The Centre has presented its defense in the Supreme Court regarding its authority to limit the borrowing capacity of states, citing concerns that reckless borrowing by states could adversely impact the national sovereign rating and jeopardize the integrity of the federal structure in the country.
Attorney-General R. Venkataramani emphasized in a written note that if states engage in imprudent borrowing to finance unproductive expenditures or poorly targeted subsidies, it could lead to a crowding out effect on private borrowing from the market. This, in turn, could escalate borrowing costs for private industries, affecting the production and supply of goods and services in the market.
Furthermore, Venkataramani highlighted that increased debt servicing obligations resulting from higher borrowing by states could diminish funds available for development initiatives, ultimately leading to societal impoverishment, loss of state and national income, and potential social challenges.

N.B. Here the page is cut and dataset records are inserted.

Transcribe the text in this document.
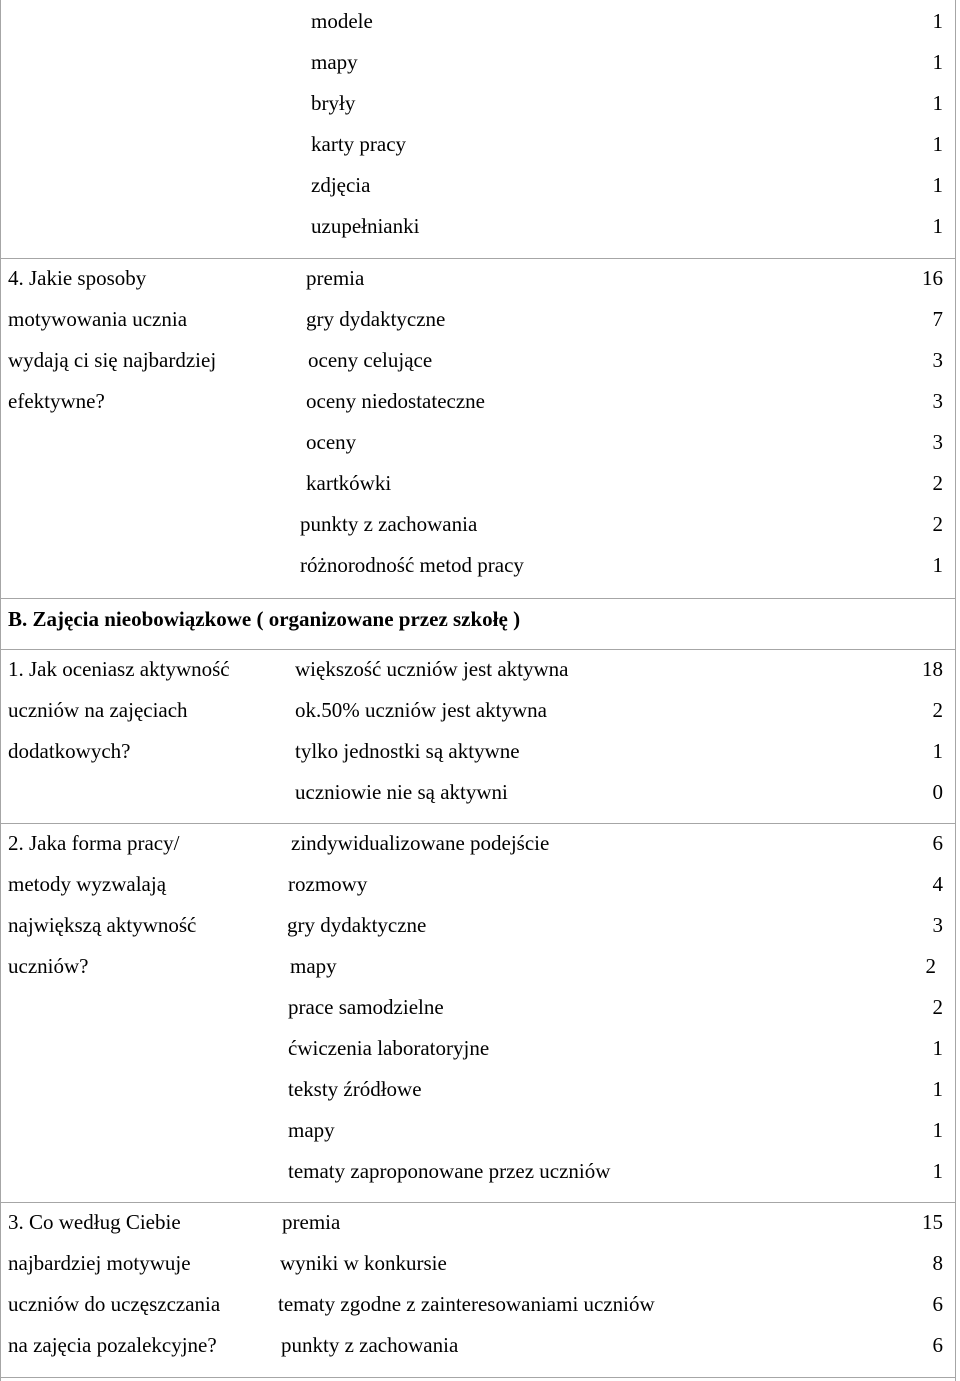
modele	1
mapy	1
bryły	1
karty pracy	1
zdjęcia	1
uzupełnianki	1
4. Jakie sposoby
motywowania ucznia
wydają ci się najbardziej
efektywne?
premia	16
gry dydaktyczne	7
oceny celujące	3
oceny niedostateczne	3
oceny	3
kartkówki	2
punkty z zachowania	2
różnorodność metod pracy	1
1. Jak oceniasz aktywność
uczniów na zajęciach
dodatkowych?
większość uczniów jest aktywna	18
ok.50% uczniów jest aktywna	2
tylko jednostki są aktywne	1
uczniowie nie są aktywni	0
2. Jaka forma pracy/
metody wyzwalają
największą aktywność
uczniów?
zindywidualizowane podejście	6
rozmowy	4
gry dydaktyczne	3
mapy	2
prace samodzielne	2
ćwiczenia laboratoryjne	1
teksty źródłowe	1
mapy	1
tematy zaproponowane przez uczniów	1
3. Co według Ciebie
najbardziej motywuje
uczniów do uczęszczania
na zajęcia pozalekcyjne?
premia	15
wyniki w konkursie	8
tematy zgodne z zainteresowaniami uczniów	6
punkty z zachowania	6
B. Zajęcia nieobowiązkowe ( organizowane przez szkołę )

The attorney-general warned that treating public finance as a state-specific rather than a national issue could undermine the entire federal structure of the country.

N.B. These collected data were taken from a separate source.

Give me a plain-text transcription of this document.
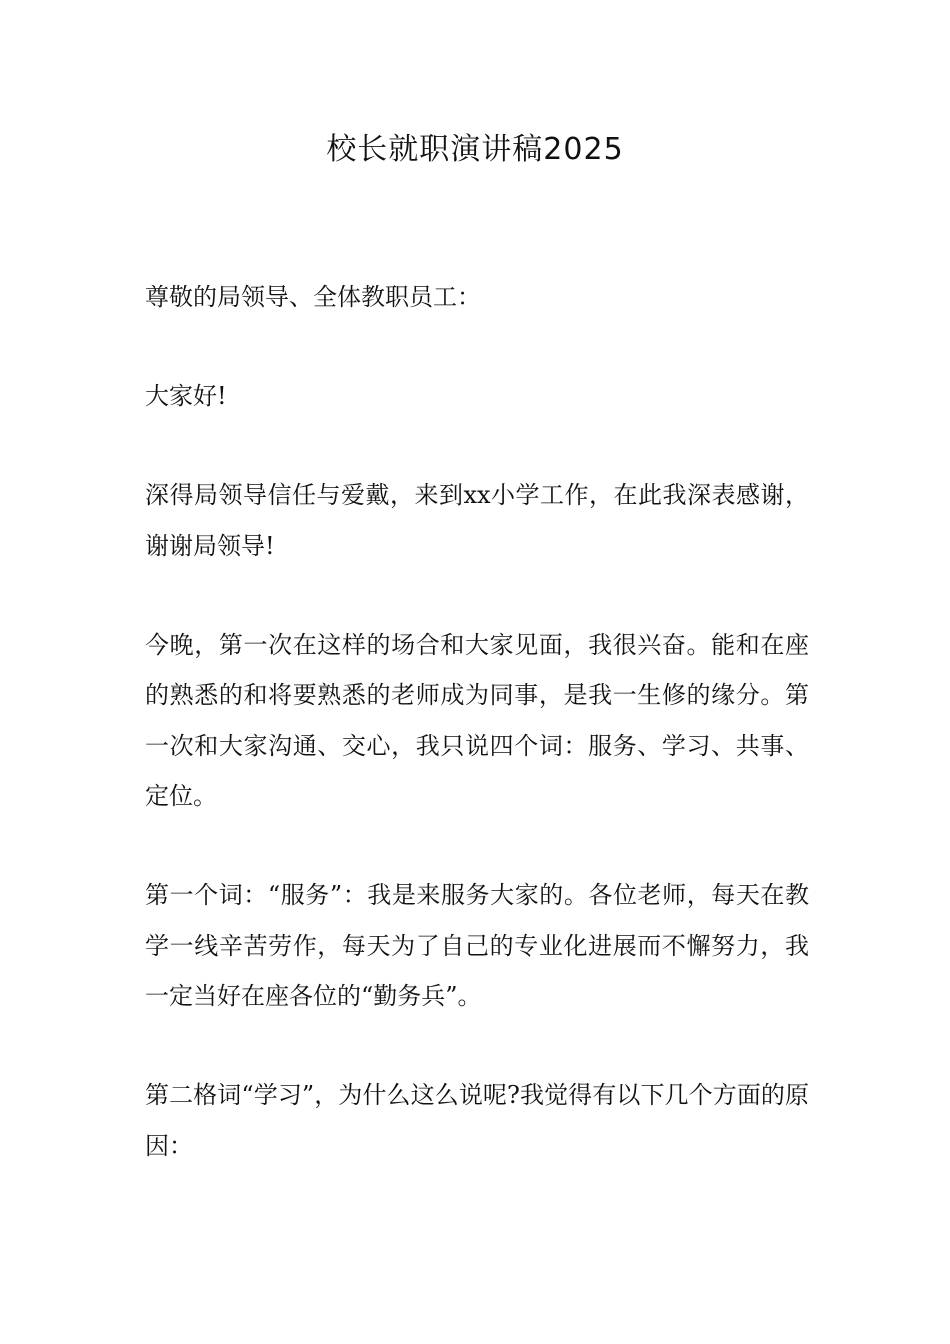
校长就职演讲稿2025

尊敬的局领导、全体教职员工：

大家好!

深得局领导信任与爱戴，来到xx小学工作，在此我深表感谢，谢谢局领导!

今晚，第一次在这样的场合和大家见面，我很兴奋。能和在座的熟悉的和将要熟悉的老师成为同事，是我一生修的缘分。第一次和大家沟通、交心，我只说四个词：服务、学习、共事、定位。

第一个词：“服务”：我是来服务大家的。各位老师，每天在教学一线辛苦劳作，每天为了自己的专业化进展而不懈努力，我一定当好在座各位的“勤务兵”。

第二格词“学习”，为什么这么说呢?我觉得有以下几个方面的原因：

Venkataramani’s defense comes in response to a suit filed by Kerala last year, alleging that the NDA government, for political reasons, had curtailed the state’s borrowing capacity to Rs 15,390 crore, effectively halving its borrowing limit. Kerala argued that this action violated principles of fiscal federalism.
The amendments made to Section 4 of the Fiscal Responsibility and Budget Management Act, 2003, in 2018 empowered the Central government to impose restrictions on state borrowing capacities.
Venkataramani justified the decision to impose the cap, citing Kerala’s poor fiscal discipline as one of the worst-performing states in this regard. He asserted that the Centre was acting within its constitutional authority to enforce such limitations.